Perhaps I am prejudiced since I have met and spoken with Tim Kaine, or perhaps I know too much about Mike Pence's virulently anti-LGBT track record and his desire to make right wing Christianity the de facto established religion in both Indiana and America as a whole. Whatever, the thought process, I find it bot frightening and ironic that many have dubbed Pence the winner of vice presidential debate based on his composed demeanor while giving little weight to the fact that the man lied almost incessantly and denied Trump statements and actions that all have been documented on video. Perhaps Pence's lying comes from having little option given the vulgarity and unfitness of his running mate. Or perhaps it stems from his conservative religious beliefs that seeming motivate Christofascists to lie more than nearly anyone else. Kaine's style may have been lacking, but what he said was 95% or more true. A piece in the Washington Post looks at Pence's supposed "win" that was won by lies and a denial of objective facts. Here are highlights:
The Indiana governor’s background as a talk radio host helped. Bigly, one might say. He was a smooth and amiable happy warrior. Tim Kaine, embracing the attack-dog role that a running mate traditionally plays, came across poorly as he repeatedly interrupted and trained his fire on Donald Trump.

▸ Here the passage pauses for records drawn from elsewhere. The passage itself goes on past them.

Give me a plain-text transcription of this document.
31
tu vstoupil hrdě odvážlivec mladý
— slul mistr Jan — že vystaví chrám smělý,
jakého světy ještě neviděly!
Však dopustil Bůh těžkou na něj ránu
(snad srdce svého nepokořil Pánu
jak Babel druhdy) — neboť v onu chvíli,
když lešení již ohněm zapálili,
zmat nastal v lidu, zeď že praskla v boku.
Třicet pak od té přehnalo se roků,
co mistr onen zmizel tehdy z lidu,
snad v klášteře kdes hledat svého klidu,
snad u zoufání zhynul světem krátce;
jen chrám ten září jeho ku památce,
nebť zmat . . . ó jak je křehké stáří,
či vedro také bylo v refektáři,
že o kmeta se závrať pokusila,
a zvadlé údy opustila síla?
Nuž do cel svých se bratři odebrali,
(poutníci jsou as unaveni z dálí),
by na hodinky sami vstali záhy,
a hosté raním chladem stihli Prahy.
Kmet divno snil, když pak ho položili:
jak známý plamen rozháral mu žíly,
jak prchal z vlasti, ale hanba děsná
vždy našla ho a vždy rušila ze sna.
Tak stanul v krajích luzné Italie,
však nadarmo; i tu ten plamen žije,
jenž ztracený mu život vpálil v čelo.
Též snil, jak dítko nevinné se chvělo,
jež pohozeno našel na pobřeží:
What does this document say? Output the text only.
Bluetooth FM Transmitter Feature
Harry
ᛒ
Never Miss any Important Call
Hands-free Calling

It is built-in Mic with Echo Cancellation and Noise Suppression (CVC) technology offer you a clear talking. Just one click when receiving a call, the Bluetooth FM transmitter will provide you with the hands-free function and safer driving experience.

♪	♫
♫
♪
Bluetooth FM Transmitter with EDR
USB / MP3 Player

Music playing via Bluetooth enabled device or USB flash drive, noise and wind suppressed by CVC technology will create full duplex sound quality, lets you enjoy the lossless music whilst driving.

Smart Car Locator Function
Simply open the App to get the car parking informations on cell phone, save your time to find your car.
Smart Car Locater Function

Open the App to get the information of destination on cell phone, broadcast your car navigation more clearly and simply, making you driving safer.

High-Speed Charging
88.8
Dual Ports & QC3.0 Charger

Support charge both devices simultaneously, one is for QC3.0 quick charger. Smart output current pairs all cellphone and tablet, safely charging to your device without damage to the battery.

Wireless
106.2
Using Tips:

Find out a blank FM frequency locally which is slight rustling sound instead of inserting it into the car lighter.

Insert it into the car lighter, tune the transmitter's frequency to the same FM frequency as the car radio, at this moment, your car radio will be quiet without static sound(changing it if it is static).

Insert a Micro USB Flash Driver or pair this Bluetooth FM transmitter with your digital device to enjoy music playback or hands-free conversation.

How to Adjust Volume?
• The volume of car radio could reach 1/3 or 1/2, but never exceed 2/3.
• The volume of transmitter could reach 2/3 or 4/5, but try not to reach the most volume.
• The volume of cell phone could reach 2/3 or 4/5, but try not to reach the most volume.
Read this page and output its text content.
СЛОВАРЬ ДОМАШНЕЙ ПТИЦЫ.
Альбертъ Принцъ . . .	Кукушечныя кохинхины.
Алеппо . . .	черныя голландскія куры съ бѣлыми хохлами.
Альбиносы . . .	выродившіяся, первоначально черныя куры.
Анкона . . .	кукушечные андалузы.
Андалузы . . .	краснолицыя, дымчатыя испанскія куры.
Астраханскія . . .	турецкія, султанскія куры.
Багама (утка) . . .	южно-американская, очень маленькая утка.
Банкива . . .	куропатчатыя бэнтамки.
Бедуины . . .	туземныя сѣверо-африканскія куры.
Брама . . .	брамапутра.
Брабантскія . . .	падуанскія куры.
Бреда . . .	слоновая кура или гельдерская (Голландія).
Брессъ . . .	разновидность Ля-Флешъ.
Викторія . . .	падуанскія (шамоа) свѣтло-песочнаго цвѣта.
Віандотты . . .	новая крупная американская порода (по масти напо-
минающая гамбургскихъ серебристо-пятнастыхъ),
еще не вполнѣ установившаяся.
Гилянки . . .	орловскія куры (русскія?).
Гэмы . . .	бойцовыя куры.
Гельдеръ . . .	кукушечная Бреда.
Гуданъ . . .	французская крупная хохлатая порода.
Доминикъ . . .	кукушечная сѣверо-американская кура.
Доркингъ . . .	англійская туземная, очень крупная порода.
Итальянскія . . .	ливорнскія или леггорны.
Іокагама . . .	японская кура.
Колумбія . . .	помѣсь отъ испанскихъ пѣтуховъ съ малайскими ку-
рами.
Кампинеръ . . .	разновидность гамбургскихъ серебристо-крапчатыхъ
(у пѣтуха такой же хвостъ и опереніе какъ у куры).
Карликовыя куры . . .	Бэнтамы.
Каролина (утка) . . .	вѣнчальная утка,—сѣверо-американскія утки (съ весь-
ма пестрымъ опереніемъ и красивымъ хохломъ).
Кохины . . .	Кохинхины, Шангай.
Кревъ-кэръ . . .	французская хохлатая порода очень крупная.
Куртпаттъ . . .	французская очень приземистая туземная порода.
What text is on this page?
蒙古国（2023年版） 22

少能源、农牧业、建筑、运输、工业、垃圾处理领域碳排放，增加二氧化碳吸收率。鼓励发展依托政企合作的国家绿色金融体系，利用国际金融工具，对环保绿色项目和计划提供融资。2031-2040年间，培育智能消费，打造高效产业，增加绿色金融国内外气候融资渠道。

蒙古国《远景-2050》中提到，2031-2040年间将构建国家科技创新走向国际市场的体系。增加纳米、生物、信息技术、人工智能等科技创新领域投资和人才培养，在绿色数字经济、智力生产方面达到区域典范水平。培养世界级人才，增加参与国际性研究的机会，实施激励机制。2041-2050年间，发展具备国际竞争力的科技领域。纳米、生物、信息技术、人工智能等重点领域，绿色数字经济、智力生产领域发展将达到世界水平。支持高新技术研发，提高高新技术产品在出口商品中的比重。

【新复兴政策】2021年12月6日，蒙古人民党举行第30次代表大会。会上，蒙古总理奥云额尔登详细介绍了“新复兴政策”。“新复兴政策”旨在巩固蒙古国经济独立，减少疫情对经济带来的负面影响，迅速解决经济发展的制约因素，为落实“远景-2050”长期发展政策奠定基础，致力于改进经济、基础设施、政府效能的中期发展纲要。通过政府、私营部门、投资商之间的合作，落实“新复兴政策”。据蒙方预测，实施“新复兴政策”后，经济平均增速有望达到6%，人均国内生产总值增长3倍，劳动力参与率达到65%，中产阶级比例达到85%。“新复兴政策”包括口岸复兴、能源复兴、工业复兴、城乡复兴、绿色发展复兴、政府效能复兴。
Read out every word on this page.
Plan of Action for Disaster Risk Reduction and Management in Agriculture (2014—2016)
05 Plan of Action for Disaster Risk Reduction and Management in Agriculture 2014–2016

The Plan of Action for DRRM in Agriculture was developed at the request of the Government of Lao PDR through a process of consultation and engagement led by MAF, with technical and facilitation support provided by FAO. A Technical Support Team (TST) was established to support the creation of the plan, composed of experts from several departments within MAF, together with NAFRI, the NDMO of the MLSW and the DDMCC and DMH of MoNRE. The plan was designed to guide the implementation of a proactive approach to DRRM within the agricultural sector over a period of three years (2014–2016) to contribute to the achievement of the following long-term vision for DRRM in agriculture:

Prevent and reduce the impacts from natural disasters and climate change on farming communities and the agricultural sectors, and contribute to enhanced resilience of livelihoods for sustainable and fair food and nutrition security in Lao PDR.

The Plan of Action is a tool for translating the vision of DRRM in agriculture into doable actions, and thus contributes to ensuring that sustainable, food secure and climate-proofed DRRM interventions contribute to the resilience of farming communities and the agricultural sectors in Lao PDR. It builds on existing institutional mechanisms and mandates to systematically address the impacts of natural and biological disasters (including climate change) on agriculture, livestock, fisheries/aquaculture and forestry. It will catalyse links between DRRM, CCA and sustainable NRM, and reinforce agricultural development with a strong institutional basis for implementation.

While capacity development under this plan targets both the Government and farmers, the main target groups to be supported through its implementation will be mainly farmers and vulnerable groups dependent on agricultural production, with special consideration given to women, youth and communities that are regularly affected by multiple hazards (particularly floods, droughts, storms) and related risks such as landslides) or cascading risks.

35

He acted incredulous when Kaine correctly pointed out that Trump has called Mexicans “rapists,” NATO “obsolete” and said women who get abortions should be punished somehow. Pence pointedly declined to defend Trump’s offensive statements about women or his racial attacks on a U.S.-born federal judge of Mexican descent, opting to change the subject.
Amber Phillips writes that “Pence spent most of the debate defending a Trump that doesn’t exist.”
National Review Executive Editor Rich Lowry argues that he won but with this caveat: “Pence evidently decided to pretend that he is on a ticket with an utterly conventional Republican … [and his] sidestepping of Trump is the big asterisk on his night.”
And in a case of the pot calling the kettle black, Pence repeatedly attacked Kaine and Clinton for running “an insult-driven campaign.” But he did it with a smile.
On foreign policy especially, Pence’s talking points underscored just how far outside the GOP mainstream Trump remains. Pence said the United States should be willing to attack the regime of Bashar al-Assad in Syria, and he called Russian President Vladimir Putin “a small and bullying leader.”
As David Gergen put it on CNN, “Pence will not fare well with fact checkers, but his poise and polish played well with voters,” For better or worse, style counts a lot in these debates.”
New York Times columnist Frank Bruni might capture the zeitgeist best: “It wasn’t exactly a vivid performance, but it was an eerily consistent one, and it answered the question of how a man who supposedly prides himself on his virtue defends a running mate who is often bereft of it. He sets his jaw. He slows his pulse. He practices a bemused chuckle, perfects deafness to anything he prefers not to hear and purges from his memory anything he doesn’t want to own. That included the whole grotesque cornucopia of Trump’s slurs and bad behavior, which [Kaine] had studied up on exhaustively, knew by heart and kept throwing at Pence, pressing for the barest glimmer of shame or the slightest hint of apology. It was pointless — a point that Kaine himself made about an hour into this exercise in futility. Substantively, it was galling. Strategically, it may well have worked.”
In his own way, Pence is as morally bankrupt as Trump himself.